Original topic: tikv支持手动释放block cache里的缓存么?
Currently, we are using Spark for big data algorithm testing, and the database is TiDB v6.1. We are using table A for algorithm testing. During the first execution of the algorithm test, there is no cached data in the cache, so the execution time is longer. We have added data to table A to expand the test data volume, but because there is cached data of table A in TiKV, the second test cannot accurately reflect the actual test time.
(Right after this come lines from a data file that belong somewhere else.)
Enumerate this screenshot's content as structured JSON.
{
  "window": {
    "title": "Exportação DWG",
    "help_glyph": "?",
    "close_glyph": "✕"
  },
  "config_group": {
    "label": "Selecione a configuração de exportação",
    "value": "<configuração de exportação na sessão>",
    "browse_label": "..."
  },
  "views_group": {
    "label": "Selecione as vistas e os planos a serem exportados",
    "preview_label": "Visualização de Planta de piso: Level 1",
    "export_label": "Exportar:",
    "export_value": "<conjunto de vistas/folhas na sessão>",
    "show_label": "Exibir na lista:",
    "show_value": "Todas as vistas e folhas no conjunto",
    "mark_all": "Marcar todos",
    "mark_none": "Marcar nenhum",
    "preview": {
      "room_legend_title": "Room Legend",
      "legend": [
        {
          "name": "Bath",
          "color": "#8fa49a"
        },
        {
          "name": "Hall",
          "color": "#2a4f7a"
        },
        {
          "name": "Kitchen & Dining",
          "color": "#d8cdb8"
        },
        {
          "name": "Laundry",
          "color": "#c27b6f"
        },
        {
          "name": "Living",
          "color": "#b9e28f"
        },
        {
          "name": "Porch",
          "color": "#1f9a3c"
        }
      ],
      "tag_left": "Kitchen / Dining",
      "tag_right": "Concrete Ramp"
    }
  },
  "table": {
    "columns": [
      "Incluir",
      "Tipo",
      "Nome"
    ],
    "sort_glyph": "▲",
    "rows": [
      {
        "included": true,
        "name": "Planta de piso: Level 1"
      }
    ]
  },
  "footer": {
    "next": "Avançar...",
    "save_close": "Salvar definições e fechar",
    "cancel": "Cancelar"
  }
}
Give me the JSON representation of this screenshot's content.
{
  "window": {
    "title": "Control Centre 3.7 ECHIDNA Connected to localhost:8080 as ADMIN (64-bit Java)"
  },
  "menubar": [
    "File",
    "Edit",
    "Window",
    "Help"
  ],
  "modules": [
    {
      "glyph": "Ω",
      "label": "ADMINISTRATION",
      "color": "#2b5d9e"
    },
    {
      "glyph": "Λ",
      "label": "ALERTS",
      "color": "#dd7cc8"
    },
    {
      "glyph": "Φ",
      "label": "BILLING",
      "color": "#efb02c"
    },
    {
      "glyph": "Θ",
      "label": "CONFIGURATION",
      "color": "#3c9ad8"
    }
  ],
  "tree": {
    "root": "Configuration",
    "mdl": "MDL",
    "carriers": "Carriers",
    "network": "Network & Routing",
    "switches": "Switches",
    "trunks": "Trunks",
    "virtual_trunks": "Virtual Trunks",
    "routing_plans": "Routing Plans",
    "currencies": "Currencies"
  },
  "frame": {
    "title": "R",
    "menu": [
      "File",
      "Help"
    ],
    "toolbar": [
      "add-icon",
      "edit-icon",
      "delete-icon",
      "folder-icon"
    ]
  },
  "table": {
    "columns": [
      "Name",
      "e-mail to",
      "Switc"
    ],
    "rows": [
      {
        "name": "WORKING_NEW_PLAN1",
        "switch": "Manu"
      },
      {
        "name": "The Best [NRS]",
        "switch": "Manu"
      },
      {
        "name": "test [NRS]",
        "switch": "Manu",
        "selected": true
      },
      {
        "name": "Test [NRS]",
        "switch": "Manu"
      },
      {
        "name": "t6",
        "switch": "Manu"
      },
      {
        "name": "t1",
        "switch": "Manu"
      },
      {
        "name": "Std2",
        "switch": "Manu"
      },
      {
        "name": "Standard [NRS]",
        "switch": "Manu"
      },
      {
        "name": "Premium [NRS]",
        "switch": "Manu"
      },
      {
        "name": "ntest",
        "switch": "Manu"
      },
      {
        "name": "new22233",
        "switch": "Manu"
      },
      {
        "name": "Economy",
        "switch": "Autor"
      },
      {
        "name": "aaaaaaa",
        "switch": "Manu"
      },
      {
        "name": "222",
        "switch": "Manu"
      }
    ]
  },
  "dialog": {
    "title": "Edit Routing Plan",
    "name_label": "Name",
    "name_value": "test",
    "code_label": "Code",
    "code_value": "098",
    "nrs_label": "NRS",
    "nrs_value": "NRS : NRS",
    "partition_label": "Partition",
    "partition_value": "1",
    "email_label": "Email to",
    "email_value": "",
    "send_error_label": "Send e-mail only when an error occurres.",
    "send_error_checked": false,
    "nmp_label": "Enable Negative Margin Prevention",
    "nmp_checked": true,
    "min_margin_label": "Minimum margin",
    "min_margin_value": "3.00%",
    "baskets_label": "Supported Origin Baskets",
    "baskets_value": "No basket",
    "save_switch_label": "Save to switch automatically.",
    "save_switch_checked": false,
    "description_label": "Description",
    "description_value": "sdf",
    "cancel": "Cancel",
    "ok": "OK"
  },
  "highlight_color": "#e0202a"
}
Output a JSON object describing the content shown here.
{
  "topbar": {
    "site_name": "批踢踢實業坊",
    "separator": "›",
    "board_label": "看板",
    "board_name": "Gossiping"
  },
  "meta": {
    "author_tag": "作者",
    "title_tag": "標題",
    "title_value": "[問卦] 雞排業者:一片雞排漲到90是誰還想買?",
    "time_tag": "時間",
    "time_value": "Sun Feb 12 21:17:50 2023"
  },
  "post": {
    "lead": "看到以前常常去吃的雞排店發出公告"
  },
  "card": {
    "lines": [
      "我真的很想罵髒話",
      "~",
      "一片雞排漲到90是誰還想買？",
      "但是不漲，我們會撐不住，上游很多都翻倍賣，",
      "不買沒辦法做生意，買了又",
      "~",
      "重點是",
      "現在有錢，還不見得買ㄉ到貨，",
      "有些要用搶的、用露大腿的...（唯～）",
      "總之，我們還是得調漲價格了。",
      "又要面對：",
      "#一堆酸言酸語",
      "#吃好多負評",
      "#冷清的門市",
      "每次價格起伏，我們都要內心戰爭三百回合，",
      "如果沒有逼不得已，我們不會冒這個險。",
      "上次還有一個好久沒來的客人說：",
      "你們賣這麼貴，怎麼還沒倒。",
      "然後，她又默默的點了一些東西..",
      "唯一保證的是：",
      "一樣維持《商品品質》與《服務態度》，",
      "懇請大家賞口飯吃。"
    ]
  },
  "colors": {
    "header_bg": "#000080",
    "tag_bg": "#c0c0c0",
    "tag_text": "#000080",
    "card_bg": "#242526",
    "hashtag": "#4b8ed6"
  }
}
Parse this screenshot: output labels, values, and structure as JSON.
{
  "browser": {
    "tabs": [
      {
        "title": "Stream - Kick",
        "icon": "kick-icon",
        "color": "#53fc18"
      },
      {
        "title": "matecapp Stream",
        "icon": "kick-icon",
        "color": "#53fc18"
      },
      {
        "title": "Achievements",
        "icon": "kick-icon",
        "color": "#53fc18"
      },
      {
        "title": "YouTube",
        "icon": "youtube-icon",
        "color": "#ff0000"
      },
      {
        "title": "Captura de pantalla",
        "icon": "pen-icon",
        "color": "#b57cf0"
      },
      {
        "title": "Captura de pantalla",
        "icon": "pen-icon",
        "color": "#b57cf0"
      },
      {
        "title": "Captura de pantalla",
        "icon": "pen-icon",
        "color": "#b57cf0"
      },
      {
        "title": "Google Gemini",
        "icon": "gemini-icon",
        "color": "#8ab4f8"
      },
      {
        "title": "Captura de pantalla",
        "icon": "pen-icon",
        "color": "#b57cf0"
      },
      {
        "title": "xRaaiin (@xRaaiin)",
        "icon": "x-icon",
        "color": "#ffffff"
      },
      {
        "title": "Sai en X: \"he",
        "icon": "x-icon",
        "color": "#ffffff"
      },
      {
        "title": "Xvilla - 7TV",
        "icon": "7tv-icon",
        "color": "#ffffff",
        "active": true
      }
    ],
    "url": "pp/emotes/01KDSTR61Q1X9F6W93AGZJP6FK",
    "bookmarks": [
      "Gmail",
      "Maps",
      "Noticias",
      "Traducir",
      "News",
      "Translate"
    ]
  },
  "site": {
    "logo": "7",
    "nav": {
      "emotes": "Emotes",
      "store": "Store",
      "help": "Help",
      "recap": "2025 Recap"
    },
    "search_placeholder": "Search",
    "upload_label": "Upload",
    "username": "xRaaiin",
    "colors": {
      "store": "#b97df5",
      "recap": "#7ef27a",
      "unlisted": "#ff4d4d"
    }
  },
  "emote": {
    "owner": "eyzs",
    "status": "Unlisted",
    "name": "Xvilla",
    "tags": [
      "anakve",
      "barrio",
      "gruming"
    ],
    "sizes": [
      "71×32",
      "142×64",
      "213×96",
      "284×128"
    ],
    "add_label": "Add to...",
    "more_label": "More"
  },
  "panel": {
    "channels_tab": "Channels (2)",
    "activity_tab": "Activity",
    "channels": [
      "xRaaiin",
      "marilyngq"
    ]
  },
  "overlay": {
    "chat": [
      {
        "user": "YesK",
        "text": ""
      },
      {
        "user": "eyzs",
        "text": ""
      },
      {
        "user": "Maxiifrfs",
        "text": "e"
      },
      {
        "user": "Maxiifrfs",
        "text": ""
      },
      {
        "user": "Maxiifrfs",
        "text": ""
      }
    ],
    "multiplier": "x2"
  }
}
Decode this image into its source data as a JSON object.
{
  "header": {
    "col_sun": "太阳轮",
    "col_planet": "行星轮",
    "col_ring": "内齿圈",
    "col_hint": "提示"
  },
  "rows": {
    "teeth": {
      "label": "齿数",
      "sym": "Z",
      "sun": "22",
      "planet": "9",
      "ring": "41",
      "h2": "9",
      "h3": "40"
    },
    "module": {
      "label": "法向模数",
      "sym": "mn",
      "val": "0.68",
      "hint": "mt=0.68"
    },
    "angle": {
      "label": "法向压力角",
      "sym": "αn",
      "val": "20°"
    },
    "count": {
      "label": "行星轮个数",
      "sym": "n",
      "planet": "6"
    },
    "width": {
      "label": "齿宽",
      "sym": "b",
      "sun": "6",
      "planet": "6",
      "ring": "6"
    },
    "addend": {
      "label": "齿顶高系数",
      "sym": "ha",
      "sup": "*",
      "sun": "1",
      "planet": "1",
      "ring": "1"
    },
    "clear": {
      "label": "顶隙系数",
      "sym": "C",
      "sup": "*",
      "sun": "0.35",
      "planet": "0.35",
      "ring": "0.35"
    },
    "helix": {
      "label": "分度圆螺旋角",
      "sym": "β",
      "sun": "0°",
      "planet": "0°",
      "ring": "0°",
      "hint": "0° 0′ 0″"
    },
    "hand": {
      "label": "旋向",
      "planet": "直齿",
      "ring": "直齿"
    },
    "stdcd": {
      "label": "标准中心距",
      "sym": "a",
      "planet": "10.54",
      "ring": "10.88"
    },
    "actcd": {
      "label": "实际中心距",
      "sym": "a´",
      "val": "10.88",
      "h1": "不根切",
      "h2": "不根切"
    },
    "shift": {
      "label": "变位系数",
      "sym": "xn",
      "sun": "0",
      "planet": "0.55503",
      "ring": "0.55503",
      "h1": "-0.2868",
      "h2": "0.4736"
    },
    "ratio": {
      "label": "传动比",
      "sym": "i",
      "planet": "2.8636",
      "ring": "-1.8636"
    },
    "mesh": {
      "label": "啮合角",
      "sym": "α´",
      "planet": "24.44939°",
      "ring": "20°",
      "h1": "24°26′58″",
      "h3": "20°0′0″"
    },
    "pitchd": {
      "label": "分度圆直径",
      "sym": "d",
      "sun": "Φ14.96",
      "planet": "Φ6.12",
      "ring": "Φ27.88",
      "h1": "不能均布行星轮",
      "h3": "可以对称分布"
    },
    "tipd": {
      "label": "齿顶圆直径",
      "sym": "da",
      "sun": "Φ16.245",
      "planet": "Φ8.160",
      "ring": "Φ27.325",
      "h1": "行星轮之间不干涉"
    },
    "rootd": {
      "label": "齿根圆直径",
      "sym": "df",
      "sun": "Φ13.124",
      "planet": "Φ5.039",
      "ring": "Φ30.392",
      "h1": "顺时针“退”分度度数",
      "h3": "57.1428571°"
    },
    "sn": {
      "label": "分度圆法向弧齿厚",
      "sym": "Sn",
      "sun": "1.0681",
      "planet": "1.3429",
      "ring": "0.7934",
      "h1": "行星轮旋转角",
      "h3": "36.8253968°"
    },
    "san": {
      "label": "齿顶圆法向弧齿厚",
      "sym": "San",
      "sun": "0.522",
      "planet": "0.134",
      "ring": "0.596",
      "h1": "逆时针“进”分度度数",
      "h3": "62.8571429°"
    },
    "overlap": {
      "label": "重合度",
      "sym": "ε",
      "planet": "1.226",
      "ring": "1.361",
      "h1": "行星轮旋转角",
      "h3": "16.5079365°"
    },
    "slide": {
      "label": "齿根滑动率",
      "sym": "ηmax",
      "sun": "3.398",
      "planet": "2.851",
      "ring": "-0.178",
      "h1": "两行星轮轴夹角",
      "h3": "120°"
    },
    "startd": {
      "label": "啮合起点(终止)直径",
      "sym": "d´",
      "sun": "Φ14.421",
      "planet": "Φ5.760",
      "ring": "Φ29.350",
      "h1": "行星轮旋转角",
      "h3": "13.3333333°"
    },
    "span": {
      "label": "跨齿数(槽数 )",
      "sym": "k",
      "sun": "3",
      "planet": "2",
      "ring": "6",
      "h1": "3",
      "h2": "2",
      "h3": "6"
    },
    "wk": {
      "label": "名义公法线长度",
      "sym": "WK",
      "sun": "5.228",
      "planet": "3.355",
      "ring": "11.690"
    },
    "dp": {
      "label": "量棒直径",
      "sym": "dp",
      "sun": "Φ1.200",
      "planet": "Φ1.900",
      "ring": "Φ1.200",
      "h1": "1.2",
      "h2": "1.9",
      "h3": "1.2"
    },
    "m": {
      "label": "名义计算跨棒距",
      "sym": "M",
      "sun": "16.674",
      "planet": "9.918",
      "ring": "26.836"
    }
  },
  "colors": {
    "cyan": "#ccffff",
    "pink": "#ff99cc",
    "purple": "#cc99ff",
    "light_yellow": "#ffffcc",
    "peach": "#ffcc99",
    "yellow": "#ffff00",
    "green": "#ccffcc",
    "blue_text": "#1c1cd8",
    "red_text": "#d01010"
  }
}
Besides restarting the TiKV service, is there a way to manually release the TiKV cache?
It seems like it is not supported.
Would it be effective if I directly clear all the caches in the Linux system?
It seems that there is no relevant documentation, so it should not be supported.
You can try it in a test environment, but it is not recommended to forcibly release memory in a production environment.
SQL can use SQL_NO_CACHE to prevent it from being cached. I’m not very familiar with Spark, but if it also uses SQL, you can give it a try.
If it’s a testing environment, I think you can try this and see.
Is this setting written in the TiKV configuration file or configured as a parameter in the database?
This should not be supported.
I don’t know if Spark has such an operator.
Boss, after I set sql_no_cache, the execution plan still hits the cache, right?
If you are using TiSpark, here are a few small suggestions:
- TiSpark reads data directly from TiKV, and I believe the block cache is in the TiDB Server.
- Using the mysql client to run explain may not represent the actual execution process in Spark, so it is recommended to use Explain in Spark.
- Depending on your Spark application scenario, there might be a shuffler cache, which could affect your algorithm’s computation. It is advisable to consider this.
Would reducing the block cache also achieve the goal?
sql_no_cache
means not to use the cache, but it will not clear the cache. From the first execution with it, subsequent executions will not use the cache either.
Blockcache belongs to TiKV, or more precisely, to RocksDB.
Well, Spark SQL does not support this kind of syntax, but JDBC does.